DEUXIÈME PARTIE - ENSEIGNEMENTS MILITAIRES : UNE GUERRE DU XXIE SIÈCLE ?
I. LES DRONES, NOUVEAUX ACTEURS INCONTOURNABLES DE LA TROISIÈME DIMENSION
Le conflit a mis en évidence le rôle des drones et munitions télé-opérées dans l'acquisition de la supériorité opérationnelle.
A. LE RÔLE DÉTERMINANT DES DRONES
1. Drones ...
L'aviation a été peu utilisée dans le conflit du Haut-Karabagh, par crainte des défenses anti-aériennes, en raison d'un rapport coût-efficacité insatisfaisant, et peut-être par crainte d'une escalade avec la Turquie. Les hélicoptères n'ont pas non plus joué un rôle de premier plan (un hélicoptère a néanmoins été abattu de chaque côté).

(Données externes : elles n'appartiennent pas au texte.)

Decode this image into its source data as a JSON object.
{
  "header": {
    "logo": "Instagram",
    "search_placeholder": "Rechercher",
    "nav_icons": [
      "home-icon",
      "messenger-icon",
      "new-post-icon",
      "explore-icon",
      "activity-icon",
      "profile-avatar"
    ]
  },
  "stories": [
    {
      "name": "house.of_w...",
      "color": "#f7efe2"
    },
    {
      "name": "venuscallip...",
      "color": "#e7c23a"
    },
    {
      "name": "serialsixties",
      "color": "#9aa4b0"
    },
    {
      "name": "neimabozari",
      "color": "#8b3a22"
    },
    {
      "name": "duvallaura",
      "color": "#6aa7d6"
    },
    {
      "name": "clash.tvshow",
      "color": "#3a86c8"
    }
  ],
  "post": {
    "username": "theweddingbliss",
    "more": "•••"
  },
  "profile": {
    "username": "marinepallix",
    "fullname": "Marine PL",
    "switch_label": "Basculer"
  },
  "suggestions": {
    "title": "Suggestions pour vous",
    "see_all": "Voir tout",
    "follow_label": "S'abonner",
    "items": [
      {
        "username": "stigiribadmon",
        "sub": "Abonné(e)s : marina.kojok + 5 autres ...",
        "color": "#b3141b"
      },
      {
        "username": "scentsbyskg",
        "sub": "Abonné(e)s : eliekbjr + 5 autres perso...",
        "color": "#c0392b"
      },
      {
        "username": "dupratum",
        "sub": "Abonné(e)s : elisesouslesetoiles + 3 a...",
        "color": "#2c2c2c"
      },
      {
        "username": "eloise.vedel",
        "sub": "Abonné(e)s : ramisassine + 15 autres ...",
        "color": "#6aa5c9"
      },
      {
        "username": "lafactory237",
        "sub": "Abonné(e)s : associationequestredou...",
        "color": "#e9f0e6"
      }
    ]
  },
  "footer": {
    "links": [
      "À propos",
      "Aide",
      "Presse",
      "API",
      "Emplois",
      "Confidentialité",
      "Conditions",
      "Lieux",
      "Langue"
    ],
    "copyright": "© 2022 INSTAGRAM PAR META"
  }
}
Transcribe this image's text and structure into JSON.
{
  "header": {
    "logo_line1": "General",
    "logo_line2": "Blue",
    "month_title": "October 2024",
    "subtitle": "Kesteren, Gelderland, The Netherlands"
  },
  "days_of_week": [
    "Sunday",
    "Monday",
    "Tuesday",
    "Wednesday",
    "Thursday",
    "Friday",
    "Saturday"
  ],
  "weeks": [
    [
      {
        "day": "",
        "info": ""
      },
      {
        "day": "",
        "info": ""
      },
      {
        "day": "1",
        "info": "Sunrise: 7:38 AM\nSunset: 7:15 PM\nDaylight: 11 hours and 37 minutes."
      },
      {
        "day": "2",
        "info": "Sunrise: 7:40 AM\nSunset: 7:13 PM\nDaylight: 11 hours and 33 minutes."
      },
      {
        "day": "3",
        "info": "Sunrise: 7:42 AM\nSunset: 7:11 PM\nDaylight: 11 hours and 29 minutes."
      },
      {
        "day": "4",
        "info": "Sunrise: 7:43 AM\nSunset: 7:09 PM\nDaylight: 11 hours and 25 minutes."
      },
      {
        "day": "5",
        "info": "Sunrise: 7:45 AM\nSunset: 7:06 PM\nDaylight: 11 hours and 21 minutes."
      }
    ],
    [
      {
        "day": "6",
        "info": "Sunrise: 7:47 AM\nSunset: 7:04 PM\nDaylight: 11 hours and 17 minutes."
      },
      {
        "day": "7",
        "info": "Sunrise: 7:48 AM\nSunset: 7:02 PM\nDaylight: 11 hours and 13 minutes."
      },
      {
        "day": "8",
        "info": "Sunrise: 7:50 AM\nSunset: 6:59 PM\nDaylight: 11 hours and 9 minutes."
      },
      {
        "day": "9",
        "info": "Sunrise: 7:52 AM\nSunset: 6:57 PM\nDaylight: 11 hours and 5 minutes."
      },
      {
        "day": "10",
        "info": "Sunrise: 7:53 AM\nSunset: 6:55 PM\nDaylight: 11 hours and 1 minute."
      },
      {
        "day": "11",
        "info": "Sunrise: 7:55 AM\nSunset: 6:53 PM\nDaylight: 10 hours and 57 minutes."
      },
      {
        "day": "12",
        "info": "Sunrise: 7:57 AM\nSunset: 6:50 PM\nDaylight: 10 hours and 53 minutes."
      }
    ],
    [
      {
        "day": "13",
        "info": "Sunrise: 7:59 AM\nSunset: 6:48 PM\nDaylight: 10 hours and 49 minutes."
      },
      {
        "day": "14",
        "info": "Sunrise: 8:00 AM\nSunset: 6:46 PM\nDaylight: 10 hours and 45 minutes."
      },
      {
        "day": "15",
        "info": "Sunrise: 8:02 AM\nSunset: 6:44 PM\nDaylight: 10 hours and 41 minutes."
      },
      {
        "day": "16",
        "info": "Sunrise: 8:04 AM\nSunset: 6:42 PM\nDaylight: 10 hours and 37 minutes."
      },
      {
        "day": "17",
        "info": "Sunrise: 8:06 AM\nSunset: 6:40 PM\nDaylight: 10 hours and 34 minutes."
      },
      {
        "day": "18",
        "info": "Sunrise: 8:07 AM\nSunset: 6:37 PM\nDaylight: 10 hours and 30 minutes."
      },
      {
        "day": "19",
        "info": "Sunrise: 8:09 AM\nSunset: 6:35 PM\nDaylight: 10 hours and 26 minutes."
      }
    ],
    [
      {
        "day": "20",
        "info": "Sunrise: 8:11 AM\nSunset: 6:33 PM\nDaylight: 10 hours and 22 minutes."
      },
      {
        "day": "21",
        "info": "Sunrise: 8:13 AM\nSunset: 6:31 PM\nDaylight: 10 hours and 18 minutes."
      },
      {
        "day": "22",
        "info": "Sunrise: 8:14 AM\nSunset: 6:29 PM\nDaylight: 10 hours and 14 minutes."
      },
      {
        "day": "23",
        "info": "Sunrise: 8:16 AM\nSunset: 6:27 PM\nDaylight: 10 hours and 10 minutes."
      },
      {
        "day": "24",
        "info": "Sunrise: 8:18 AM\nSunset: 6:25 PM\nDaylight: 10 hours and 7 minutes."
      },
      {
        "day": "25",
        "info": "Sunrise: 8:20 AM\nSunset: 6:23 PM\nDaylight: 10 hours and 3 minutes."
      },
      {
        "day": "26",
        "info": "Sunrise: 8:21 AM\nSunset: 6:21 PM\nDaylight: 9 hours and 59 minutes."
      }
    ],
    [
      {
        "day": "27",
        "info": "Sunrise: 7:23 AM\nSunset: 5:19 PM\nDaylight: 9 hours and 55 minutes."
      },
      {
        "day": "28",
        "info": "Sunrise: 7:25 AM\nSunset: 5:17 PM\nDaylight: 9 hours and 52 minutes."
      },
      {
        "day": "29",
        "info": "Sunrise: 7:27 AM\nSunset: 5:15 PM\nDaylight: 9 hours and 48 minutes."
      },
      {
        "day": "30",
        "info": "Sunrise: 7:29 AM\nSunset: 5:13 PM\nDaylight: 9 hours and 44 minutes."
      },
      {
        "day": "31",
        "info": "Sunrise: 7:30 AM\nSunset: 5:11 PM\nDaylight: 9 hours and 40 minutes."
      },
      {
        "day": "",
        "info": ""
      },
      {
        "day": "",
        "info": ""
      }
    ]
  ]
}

L'Arménie a, par ailleurs, peu ou pas utilisé ses missiles russes Iskander (un tir semble néanmoins avéré) : ce point a soulevé, après le conflit, une polémique, le Premier ministre arménien ayant mis en doute la fiabilité de ces missiles, qui n'auraient, d'après lui, explosé que dans 10 % des cas, ce que les Russes ont démenti.
Tandis que l'Arménie disposait d'une flotte modeste de drones non armés, l'Azerbaïdjan a fait l'acquisition de systèmes armés innovants, ayant démontré leur effectivité sur d'autres théâtres. L'Azerbaïdjan a tiré des enseignements des conflits en cours, accompagnant ses acquisitions de matériel d'une évolution de ses méthodes.
Par rapport aux avions, les drones présentent l'intérêt d'avoir une faible signature radar et d'être donc moins décelables par les défenses anti-aériennes . Leur perte éventuelle a un coût bien moindre que la perte d'un avion de chasse, ce qui en fait, dans une certaine mesure, du moins pour les drones de taille petite à moyenne, un équipement « consommable », notamment dans le cadre d'une guerre de courte durée.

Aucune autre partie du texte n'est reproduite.